My Crazy Thoughts
my thoughts on various topics.

Wednesday, April 21, 2004

I just signed up for that gmail thing. I don't know if I'll use it, but I figured it wouldn't hurt, since I like to save all my e-mail anyway. Maybe I will change, I'll get less spam that way. The only think is that I have yahoo messenger which tells me when I get an e-mail and if I use another mail service then I won't get that alert. We'll see.

So my Murphy's law thing is working. He didn't call on me at all yesterday in Econ. But I don't think he called on anyone yesterday. I think I may have forgotten to pay attention. But I'm pretty sure he didn't call on me.

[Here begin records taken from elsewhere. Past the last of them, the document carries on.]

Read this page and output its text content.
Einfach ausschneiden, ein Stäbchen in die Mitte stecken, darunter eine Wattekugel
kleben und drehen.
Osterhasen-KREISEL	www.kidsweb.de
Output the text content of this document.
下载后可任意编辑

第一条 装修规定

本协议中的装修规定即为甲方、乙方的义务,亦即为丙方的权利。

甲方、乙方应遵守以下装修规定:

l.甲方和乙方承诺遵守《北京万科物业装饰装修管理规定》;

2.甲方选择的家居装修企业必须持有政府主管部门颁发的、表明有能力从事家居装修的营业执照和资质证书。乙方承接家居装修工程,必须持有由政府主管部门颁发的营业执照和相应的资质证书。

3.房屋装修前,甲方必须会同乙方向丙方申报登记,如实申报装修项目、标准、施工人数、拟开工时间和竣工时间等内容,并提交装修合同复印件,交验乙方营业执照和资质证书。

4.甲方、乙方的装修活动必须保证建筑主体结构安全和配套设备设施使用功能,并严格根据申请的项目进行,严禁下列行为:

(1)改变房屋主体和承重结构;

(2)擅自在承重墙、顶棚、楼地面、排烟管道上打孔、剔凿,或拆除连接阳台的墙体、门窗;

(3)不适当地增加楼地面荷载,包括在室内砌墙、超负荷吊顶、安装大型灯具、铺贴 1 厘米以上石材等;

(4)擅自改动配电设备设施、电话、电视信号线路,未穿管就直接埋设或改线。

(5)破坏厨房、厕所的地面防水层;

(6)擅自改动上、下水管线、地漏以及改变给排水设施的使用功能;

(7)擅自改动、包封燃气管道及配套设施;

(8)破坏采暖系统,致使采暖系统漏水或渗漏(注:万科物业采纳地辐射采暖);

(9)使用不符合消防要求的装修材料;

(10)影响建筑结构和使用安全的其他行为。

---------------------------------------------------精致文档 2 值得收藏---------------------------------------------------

I still haven't heard from any schools. I can't wait to hear. Everyday I look at the calendar to see how soon I will get letters and it just seems like it is further away. I honestly don't know what I will do if I don't get in. I'm pretty sure I would do something for the year and apply again. But I don't know if I can stand to wait another year and go through all of this for another year. It's making me crazy. It's what I want to do, and I know I would do well in school and be good at my job, I just don't know if my spirit can take being rejected. My mom keeps saying that I shouldn't worry about it since there is nothing more I can do about it, but it seems that I can't stop worrying about it. No matter what it is always there. I also can't help feeling like I was always such a good student, it shouldn't be so iffy. I went all through school with people who didn't do as well as I did--what are they doing with their lives? That's not to say that I didn't know a lot of really intelligent people who did better than I did--but I wasn't the bottom of the barrel here. I can't believe after working so hard for so long that it doesn't seem to matter, I still might not get a spot. I want to get in so much.